– С проверочкой, – посерьезнел Семиоков, – по письму.
– А что за письмо? – насторожился Крендель.
– Да не беспокойтесь, – снисходительно заявил Семиоков, – мелочь…
– Ну а все же?
– Да вот прислали тут в обком писульку, что у вас баня работает неудовлетворительно.
– Баня? – изумился Крендель.
– Да! – воскликнул Семиоков. – Дожил – бани посылают проверять! Но деваться некуда. Дело есть дело.
«Странно, – подумал Степан Капитонович, – никогда жалоб на баню не было…»
– Как же вы будете ее проверять? – задал он вопрос.
– Да очень просто – на месте. Сейчас туда и отправлюсь. Именно как учил нас Никита Сергеевич: не доверяй никому, сам посмотри, пощупай, попробуй на зуб.
– Ну-ну, – протянул Крендель.
– А вы со мной не пойдете? – спросил гость.
– К сожалению, не могу, – увернулся Крендель, – у меня давление. – Он вызвал шофера и вручил ему гостя, наказав отвести его в баню.
Некоторое время Крендель размышлял над словами гостя о превратностях судьбы, но мысли эти скоро были вытеснены текущими делами, и он забыл о Семиокове.
Часа через три прибежал возбужденный шофер и рассказал невероятную историю.
– Этот самый Семиоков, – говорил он, захлебываясь, – такое отколол… Пришли мы, значит, с ним в баню. Ну, сначала в кабинет директора. Тот как услышал, что проверяющий из обкома, побледнел как полотно, губы трясутся, а Семиоков ну его распекать: парная, говорит, у вас плохая, пар отсутствует. В душевых отделениях грязно…
Директор руками машет, не соглашается.
«Я сам проверю», – говорит Семиоков.
Зашли мы в мужское отделение, Семиоков преспокойно разделся и пошел мыться. Я, конечно, удивился, но мало ли, думаю, проверяющий есть проверяющий. Он преспокойно помылся, выходит и говорит: «Неплохо, мол, все поставлено. Видимо, кто-то желает вас оклеветать», – это он директору.

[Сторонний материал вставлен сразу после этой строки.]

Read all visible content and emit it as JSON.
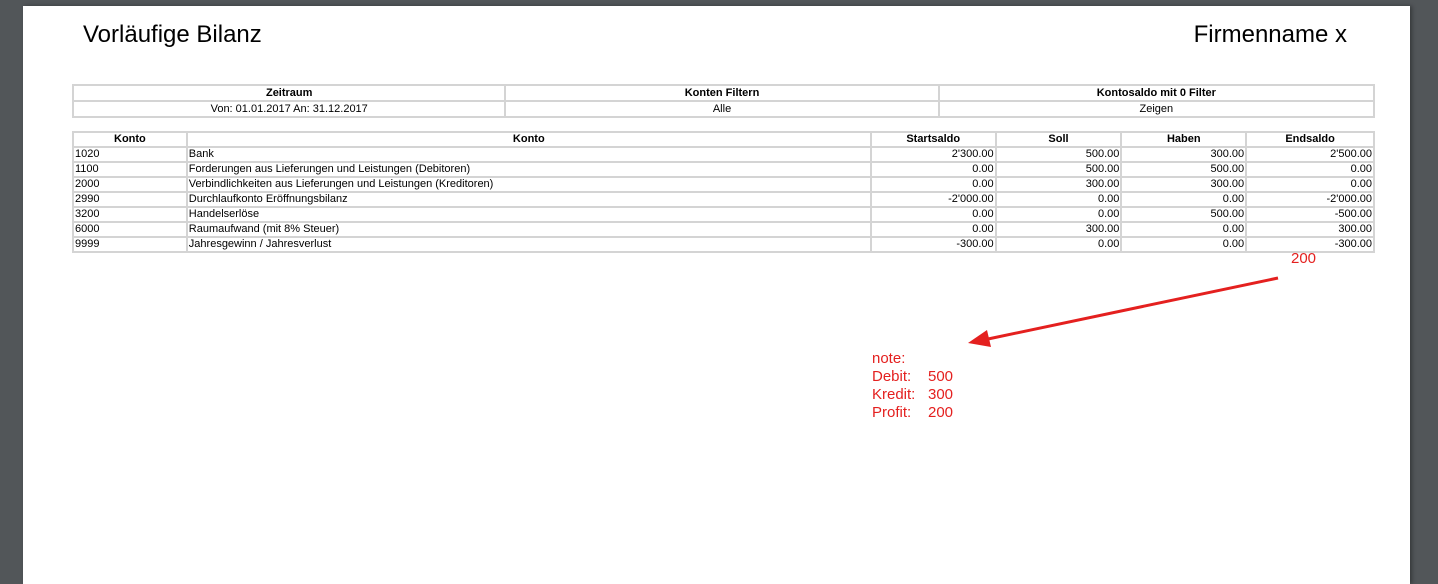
{
  "header": {
    "title": "Vorläufige Bilanz",
    "company": "Firmenname x"
  },
  "filters": {
    "headers": [
      "Zeitraum",
      "Konten Filtern",
      "Kontosaldo mit 0 Filter"
    ],
    "values": [
      "Von: 01.01.2017 An: 31.12.2017",
      "Alle",
      "Zeigen"
    ]
  },
  "accounts": {
    "headers": [
      "Konto",
      "Konto",
      "Startsaldo",
      "Soll",
      "Haben",
      "Endsaldo"
    ],
    "rows": [
      [
        "1020",
        "Bank",
        "2'300.00",
        "500.00",
        "300.00",
        "2'500.00"
      ],
      [
        "1100",
        "Forderungen aus Lieferungen und Leistungen (Debitoren)",
        "0.00",
        "500.00",
        "500.00",
        "0.00"
      ],
      [
        "2000",
        "Verbindlichkeiten aus Lieferungen und Leistungen (Kreditoren)",
        "0.00",
        "300.00",
        "300.00",
        "0.00"
      ],
      [
        "2990",
        "Durchlaufkonto Eröffnungsbilanz",
        "-2'000.00",
        "0.00",
        "0.00",
        "-2'000.00"
      ],
      [
        "3200",
        "Handelserlöse",
        "0.00",
        "0.00",
        "500.00",
        "-500.00"
      ],
      [
        "6000",
        "Raumaufwand (mit 8% Steuer)",
        "0.00",
        "300.00",
        "0.00",
        "300.00"
      ],
      [
        "9999",
        "Jahresgewinn / Jahresverlust",
        "-300.00",
        "0.00",
        "0.00",
        "-300.00"
      ]
    ]
  },
  "annotation": {
    "number": "200",
    "color": "#e4201f",
    "note_title": "note:",
    "lines": [
      {
        "label": "Debit:",
        "value": "500"
      },
      {
        "label": "Kredit:",
        "value": "300"
      },
      {
        "label": "Profit:",
        "value": "200"
      }
    ]
  }
}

Тот повеселел, головой кивает. Семиоков стоит в предбаннике и рассуждает, что баня – одно из любимейших развлечений русского народа, отрада и отдохновение и поэтому всегда должна содержаться в порядке. Директор довольный стоит и ему в рот смотрит. Странно только, что Семиоков одеваться не спешит.
Так он говорил минут десять, потом неожиданно заявляет:
«В письме это еще сказано, что в женском отделении тоже не все ладно, неплохо бы проверить».
Директор заявляет, что это, мол, очередная клевета и что у женщин все в порядке, даже лучше, чем здесь.
«Вот я и проверю, проводите меня туда».
Директор глаза вытаращил и спрашивает:
«Что же, прямо так, в натуральном виде и пойдете?»
«А что, – заявляет Семиоков, – прямо так и пойду!»
«Да вы бы хоть прикрылись, ведь кипятком ошпарят».
«Это лишнее», – отвечает Семиоков.
Мы так и обалдели.
Директор переминается с ноги на ногу, не знает, что и сказать.
«Ведите меня», – приказывает проверяющий.
Директору куда деваться – шагнул он к двери, но потом повернулся к Семиокову и взмолился:
«Вы хоть прикройтесь!»
«Что же, – говорит Семиоков, – чресла, пожалуй, задрапирую», – обвязался полотенцем и пошел, директор за ним, ну и я тоже, – смущенно опустив глаза, сказал шофер.
– Народу в женском отделении было немного, – продолжал шофер. – На нас сначала не обратили внимания, но Семиоков сам привлек его.
«Здравствуйте, товарищи! – громко воскликнул он. – Рад приветствовать вас!»
Что тут началось: визг, крики, бабы голые мечутся, кто тазиком прикрывается, кто этим же тазиком ударить норовит, словом, ад. Директор со страху выскочил прочь, я за ним. Из-за двери вопли несутся, потом заорал Семиоков. Выбежал он оттуда совершенно голый и красный, как рак, – его все-таки ошпарили.